Our recipe for Growing Giants
Nutrition and Health
This is the first and most critical need of any child born into poverty and deprivation.
Without adequate nutrition there can be no growth and development – physically or mentally. Hungry children lack the energy to learn. And if they aren’t able to learn in the vital early development years (from birth to 5 years old), they remain stunted for life.
By identifying children at risk – and enrolling them in our feeding programmes promptly – ACFS plays a vital role in saving children from a life-long disadvantage. We monitor the child’s health and provide referrals to partner institutions where necessary.
Our feeding scheme serves as the entry point to all other ACFS programme pathways.
Early Learning and Stimulation
All children are curious and enquiring by nature, as they strive to explore and understand the world around them. For the disadvantaged child, however, opportunities to discover concepts such as shapes, distance, colours, music, matching and building are severely limited.
By providing educational toys and equipment to develop both fine and large motor skills, ACFS encourages children’s curiosity and instills a lifelong love of learning that prepares them to enter the formal education system on the same level as their more fortunate peers.
Care for the Carers
Since children grow up within a family, it’s important for parents and other care givers to be included in our programmes.
ACFS staff visit children’s homes and provide support for family members through psycho-social counselling and access to services such as grants.

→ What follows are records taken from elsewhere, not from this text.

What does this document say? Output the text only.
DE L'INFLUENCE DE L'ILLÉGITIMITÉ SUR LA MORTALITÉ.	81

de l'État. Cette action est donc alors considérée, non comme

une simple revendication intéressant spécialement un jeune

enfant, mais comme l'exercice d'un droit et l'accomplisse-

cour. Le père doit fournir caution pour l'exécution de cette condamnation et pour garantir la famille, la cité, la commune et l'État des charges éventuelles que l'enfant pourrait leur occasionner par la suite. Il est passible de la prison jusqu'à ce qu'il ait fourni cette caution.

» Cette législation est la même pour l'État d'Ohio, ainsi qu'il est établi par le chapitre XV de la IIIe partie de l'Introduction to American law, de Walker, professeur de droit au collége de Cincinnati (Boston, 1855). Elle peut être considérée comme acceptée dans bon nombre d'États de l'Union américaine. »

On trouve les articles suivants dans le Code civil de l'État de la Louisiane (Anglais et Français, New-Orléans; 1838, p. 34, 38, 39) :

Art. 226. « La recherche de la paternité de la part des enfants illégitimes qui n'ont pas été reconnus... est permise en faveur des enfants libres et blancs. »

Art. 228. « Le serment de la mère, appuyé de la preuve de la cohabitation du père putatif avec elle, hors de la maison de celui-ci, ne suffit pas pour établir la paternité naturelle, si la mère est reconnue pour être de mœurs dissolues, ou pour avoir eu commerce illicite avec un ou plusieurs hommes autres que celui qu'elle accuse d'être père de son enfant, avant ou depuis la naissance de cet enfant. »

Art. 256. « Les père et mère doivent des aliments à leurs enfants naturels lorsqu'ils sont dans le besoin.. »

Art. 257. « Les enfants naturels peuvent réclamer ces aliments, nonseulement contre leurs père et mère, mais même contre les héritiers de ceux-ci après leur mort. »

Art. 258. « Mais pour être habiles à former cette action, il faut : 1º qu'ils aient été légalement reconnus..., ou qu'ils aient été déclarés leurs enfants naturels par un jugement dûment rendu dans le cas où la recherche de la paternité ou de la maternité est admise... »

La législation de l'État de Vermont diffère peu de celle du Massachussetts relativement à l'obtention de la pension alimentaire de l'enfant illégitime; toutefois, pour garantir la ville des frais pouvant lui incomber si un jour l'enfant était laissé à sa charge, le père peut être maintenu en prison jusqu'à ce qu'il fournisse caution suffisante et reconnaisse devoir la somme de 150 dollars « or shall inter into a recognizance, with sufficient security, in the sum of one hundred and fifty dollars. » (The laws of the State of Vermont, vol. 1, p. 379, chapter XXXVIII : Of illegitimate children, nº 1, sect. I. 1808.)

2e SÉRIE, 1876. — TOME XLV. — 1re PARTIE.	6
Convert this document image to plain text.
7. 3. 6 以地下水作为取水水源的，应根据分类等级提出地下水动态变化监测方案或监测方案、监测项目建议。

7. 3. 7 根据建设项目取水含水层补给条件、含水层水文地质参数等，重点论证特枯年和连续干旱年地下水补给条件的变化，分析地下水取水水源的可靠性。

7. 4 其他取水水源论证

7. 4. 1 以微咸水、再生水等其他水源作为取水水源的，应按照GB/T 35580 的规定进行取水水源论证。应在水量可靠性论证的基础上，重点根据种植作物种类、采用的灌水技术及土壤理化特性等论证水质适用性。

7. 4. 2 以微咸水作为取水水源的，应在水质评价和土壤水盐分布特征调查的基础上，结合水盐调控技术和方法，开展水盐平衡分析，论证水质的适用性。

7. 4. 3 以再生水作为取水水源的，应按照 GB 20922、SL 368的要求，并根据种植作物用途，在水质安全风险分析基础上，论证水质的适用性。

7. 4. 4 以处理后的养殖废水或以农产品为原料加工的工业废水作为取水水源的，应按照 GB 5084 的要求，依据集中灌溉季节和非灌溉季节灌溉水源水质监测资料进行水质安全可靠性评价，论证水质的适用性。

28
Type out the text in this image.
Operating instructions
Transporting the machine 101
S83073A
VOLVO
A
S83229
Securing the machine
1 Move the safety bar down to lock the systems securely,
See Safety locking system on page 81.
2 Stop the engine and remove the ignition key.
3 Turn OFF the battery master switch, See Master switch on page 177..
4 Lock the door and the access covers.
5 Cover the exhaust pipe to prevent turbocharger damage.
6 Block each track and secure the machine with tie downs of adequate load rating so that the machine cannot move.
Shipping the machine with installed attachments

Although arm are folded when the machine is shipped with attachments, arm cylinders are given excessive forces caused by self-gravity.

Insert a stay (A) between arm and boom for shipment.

Unemployed adults are encouraged to join our skills development programmes, to learn income generating skills such as food gardening, sewing, beading and baking. We also provide health and nutrition education.
Skills and Personal Development
We work with youth and adolescents to develop resilience and life skills. Through our Teenage Girls’ Clubs, adolescent girls are encouraged to make healthy choices about relationships, self discipline, responsibility and independence.
Teenage boys and girls are prepared to enter the world of work by developing skills around goal setting, communication, teamwork, initiative, responsibility and work ethic.